Cost of HPV screening at community health campaigns (CHCs) and health clinics in rural Kenya

Jennifer Shen, Easter Olwanda, James G Kahn, Megan J Huchko, Jennifer Shen, Easter Olwanda, James G Kahn, Megan J Huchko

Abstract

Background: Cervical cancer is the most frequent neoplasm among Kenyan women, with 4800 diagnoses and 2400 deaths per year. One reason is an extremely low rate of screening through pap smears, at 13.8% in 2014. Knowing the costs of screening will help planners and policymakers design, implement, and scale programs.

Methods: We conducted HPV-based cervical cancer screening via self-collection in 12 communities in rural Migori County, Kenya. Six communities were randomized to community health campaigns (CHCs), and six to screening at government clinics. All HPV-positive women were referred for cryotherapy at Migori County Hospital. We prospectively estimated direct costs from the health system perspective, using micro-costing methods. Cost data were extracted from expenditure records, staff interviews, and time and motion logs. Total costs per woman screening included three activities: outreach, HPV-based screening, and notification. Types of inputs include personnel, recurrent goods, capital goods, and services. We costed potential changes to implementation for scaling.

Results: From January to September 2016, 2899 women were screened in CHCs and 2042 in clinics. Each CHC lasted for 30 working days, 10 days each for outreach, screening, and notification. The mean cost per woman screened was $25.00 for CHCs [median: $25.09; Range: $22.06-30.21] and $29.56 for clinics [$28.90; $25.27-37.08]. Clinics had higher costs than CHCs for personnel ($14.27 vs. $11.26) and capital ($5.55 vs. $2.80). Screening costs were higher for clinics at $21.84, compared to $17.48 for CHCs.
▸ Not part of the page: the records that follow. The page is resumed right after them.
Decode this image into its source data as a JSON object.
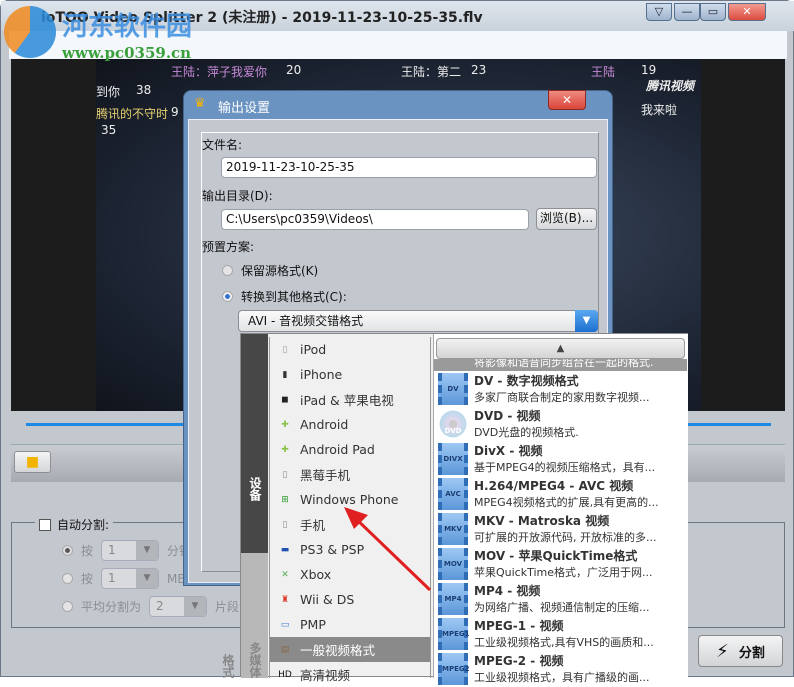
{
  "window": {
    "title": "ioTOO Video Splitter 2 (未注册)  - 2019-11-23-10-25-35.flv",
    "menu_icon": "▽",
    "minimize": "—",
    "maximize": "▭",
    "close": "✕"
  },
  "watermark": {
    "site_name": "河东软件园",
    "url": "www.pc0359.cn"
  },
  "video_overlay": [
    "王陆：萍子我爱你",
    "20",
    "王陆：第二",
    "23",
    "王陆",
    "19",
    "到你",
    "38",
    "腾讯的不守时",
    "9",
    "35",
    "我来啦",
    "腾讯视频"
  ],
  "toolbar": {
    "open_icon": "folder-icon"
  },
  "auto_split": {
    "label": "自动分割:",
    "checked": false,
    "options": [
      {
        "prefix": "按",
        "value": "1",
        "suffix": "分钟",
        "selected": true
      },
      {
        "prefix": "按",
        "value": "1",
        "suffix": "MB",
        "selected": false
      },
      {
        "prefix": "平均分割为",
        "value": "2",
        "suffix": "片段",
        "selected": false
      }
    ]
  },
  "split_button": {
    "label": "分割"
  },
  "dialog": {
    "title": "输出设置",
    "close": "✕",
    "filename_label": "文件名:",
    "filename_value": "2019-11-23-10-25-35",
    "outdir_label": "输出目录(D):",
    "outdir_value": "C:\\Users\\pc0359\\Videos\\",
    "browse": "浏览(B)...",
    "preset_label": "预置方案:",
    "keep_format": "保留源格式(K)",
    "convert_format": "转换到其他格式(C):",
    "selected_format": "AVI - 音视频交错格式"
  },
  "dropdown": {
    "tabs": [
      "设备",
      "多媒体格式"
    ],
    "categories": [
      "iPod",
      "iPhone",
      "iPad & 苹果电视",
      "Android",
      "Android Pad",
      "黑莓手机",
      "Windows Phone",
      "手机",
      "PS3 & PSP",
      "Xbox",
      "Wii & DS",
      "PMP",
      "一般视频格式",
      "高清视频"
    ],
    "selected_category": "一般视频格式",
    "partial_desc": "将影像和语音同步组合在一起的格式.",
    "formats": [
      {
        "icon": "DV",
        "title": "DV - 数字视频格式",
        "desc": "多家厂商联合制定的家用数字视频..."
      },
      {
        "icon": "DVD",
        "title": "DVD - 视频",
        "desc": "DVD光盘的视频格式."
      },
      {
        "icon": "DIVX",
        "title": "DivX - 视频",
        "desc": "基于MPEG4的视频压缩格式，具有..."
      },
      {
        "icon": "AVC",
        "title": "H.264/MPEG4 - AVC 视频",
        "desc": "MPEG4视频格式的扩展,具有更高的..."
      },
      {
        "icon": "MKV",
        "title": "MKV - Matroska 视频",
        "desc": "可扩展的开放源代码, 开放标准的多..."
      },
      {
        "icon": "MOV",
        "title": "MOV - 苹果QuickTime格式",
        "desc": "苹果QuickTime格式，广泛用于网..."
      },
      {
        "icon": "MP4",
        "title": "MP4 - 视频",
        "desc": "为网络广播、视频通信制定的压缩..."
      },
      {
        "icon": "MPEG1",
        "title": "MPEG-1 - 视频",
        "desc": "工业级视频格式,具有VHS的画质和..."
      },
      {
        "icon": "MPEG2",
        "title": "MPEG-2 - 视频",
        "desc": "工业级视频格式，具有广播级的画..."
      }
    ]
  },
  "colors": {
    "dialog_title": "#6a93c2",
    "accent": "#1e88e5",
    "close": "#d9453a",
    "annotation_arrow": "#e02020"
  }
}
In contrast, CHCs had higher outreach costs ($3.34 vs. $0.17). After modeling a reduction in staffing, clinic per-screening costs ($25.69) were approximately equivalent to CHCs.

Conclusions: HPV-based cervical cancer screening through community health campaigns achieved lower costs per woman screened, compared to screening at clinics. Periodic high-volume CHCs appear to be a viable low-cost strategy for implementing cervical cancer screening.

Trial registration: ClinicalTrials.gov NCT02124252.

Keywords: Cervical cancer screening; HPV testing; Micro-costing; Rural Kenya.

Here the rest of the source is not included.